Fue diferente. Estaba contento de volver, digamos, a la ficción. Un pedigrí me había generado malestar. Se podría decir que era una forma autobiográfica de trabajar, pero para mí eran sobre todo cosas de las que trataba de liberarme. Me hubiera molestado escribir una autobiografía con ese tono… Siempre me pareció que no era natural. Un pedigrí es más frío, hay elementos autobiográficos a los que no adhería realmente. De ahí viene el título: uno no es responsable por su pedigrí.
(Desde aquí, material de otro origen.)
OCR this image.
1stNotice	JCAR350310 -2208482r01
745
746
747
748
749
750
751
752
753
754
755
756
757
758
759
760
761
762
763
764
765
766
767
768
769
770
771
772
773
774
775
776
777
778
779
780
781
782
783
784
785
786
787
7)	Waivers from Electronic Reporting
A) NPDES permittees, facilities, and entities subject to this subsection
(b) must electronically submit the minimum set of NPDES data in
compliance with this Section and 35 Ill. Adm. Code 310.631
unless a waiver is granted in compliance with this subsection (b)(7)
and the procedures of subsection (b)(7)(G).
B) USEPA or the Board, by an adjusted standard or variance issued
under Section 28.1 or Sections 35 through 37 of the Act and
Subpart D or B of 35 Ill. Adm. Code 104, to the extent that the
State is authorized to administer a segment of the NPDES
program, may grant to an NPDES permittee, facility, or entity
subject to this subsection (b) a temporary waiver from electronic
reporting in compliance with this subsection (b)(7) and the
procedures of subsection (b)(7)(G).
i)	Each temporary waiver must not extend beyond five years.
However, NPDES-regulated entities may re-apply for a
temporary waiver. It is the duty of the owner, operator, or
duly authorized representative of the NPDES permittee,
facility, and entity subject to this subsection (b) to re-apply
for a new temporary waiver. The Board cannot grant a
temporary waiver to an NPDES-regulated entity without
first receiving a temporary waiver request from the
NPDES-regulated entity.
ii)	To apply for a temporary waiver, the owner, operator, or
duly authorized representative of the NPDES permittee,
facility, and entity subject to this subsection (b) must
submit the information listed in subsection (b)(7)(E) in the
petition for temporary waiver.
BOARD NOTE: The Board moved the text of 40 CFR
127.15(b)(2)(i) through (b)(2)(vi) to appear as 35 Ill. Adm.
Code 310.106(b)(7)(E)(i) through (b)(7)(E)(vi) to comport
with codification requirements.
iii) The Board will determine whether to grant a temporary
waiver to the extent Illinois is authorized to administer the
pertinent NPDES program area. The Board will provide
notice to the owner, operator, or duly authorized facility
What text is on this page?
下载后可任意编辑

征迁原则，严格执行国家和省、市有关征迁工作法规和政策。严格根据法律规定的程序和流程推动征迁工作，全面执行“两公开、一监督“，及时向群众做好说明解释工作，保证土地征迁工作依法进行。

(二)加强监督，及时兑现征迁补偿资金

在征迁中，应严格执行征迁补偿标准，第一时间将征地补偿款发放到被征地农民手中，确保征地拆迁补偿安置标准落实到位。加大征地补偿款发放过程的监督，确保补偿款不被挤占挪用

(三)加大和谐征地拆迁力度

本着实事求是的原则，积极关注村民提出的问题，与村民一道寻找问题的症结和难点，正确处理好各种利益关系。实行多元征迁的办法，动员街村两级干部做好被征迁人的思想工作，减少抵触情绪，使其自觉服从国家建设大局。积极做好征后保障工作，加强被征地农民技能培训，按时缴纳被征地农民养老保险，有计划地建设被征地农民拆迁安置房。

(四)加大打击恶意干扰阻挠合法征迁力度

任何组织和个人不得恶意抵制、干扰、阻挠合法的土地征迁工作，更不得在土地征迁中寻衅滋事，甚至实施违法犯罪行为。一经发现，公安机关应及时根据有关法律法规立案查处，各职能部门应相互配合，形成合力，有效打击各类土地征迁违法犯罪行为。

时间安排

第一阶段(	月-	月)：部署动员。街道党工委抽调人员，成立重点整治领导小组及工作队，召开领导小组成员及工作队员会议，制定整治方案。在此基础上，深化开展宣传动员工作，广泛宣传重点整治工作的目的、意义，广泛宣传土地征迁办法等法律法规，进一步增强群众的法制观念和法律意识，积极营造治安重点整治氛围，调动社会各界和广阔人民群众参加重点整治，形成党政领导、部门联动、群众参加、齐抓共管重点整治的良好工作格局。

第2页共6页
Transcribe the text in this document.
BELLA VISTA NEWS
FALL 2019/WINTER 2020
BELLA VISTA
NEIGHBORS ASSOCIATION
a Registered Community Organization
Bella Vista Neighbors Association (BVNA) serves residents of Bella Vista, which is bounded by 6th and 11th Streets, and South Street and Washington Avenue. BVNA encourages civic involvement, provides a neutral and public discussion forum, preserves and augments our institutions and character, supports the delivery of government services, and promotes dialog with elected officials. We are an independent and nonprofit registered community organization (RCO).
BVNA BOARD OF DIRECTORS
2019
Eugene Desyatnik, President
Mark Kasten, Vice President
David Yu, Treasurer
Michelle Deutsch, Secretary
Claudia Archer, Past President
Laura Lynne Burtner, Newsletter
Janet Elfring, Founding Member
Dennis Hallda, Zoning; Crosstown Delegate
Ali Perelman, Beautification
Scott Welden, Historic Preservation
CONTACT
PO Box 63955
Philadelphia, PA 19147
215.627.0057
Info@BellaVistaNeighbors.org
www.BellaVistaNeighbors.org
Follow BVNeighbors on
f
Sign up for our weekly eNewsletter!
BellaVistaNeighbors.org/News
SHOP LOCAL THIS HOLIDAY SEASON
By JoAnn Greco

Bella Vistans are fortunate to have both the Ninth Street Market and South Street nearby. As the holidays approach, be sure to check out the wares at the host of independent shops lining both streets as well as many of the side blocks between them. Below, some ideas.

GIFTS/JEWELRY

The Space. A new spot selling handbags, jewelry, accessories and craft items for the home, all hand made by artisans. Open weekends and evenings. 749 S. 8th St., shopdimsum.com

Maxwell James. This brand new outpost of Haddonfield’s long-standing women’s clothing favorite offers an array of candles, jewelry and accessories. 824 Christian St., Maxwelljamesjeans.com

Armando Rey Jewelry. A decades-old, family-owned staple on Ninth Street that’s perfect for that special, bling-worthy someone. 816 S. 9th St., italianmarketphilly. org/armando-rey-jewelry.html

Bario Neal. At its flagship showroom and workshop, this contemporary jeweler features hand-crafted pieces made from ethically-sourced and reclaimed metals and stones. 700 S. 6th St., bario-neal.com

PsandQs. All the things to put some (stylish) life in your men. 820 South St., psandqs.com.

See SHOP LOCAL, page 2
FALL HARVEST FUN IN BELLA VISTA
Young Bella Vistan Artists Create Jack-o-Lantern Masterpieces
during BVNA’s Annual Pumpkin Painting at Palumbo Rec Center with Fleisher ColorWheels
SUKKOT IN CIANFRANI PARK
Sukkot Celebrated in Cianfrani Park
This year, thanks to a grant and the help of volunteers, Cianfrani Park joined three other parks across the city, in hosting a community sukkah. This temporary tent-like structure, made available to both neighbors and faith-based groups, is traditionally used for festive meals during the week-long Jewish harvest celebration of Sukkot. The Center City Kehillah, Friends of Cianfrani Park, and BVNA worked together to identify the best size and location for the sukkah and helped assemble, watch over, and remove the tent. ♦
Esas cosas me habían hecho mal pero me eran un poco ajenas, y la escritura las ponía a más distancia todavía.
En la contratapa de ese libro evocabas un procedimiento cinematográfico, la transparencia…
Era para traducir ese sentimiento que experimentaba. Sentía que era como un actor algo ajeno al falso paisaje que desfila en segundo plano. Fue así como pasaban por detrás de mí las cosas sobre las que escribía. El único hecho verdaderamente doloroso que me concernía en profundidad era la muerte de mi hermano –pero sólo hay dos líneas sobre eso, como una suerte de constatación, la constatación de algo impuesto. Se puede elegir la infelicidad o el sufrimiento, o incluso la gente que nos hace mal, pero no algo como eso…
¿La escritura y luego la publicación de Un pedigrí te produjo un efecto liberador?
Sí, un poco, pero sobre todo sentí progresivamente un efecto curioso, la impresión de que era literatura, que tenía una relación estrecha con mis otros libros, que la literatura finalmente había engullido todo eso… Como si ese libro terminara pareciéndose a los demás por contagio, por atracción. Cuando escribí En el café…, me pregunté si, después de todo, no era la continuación. Cronológicamente es más o menos así… Porque evidentemente, también hay elementos autobiográficos en ese libro, aunque no sea una autobiografía de manera estricta.
¿Vivís el momento de la escritura con placer?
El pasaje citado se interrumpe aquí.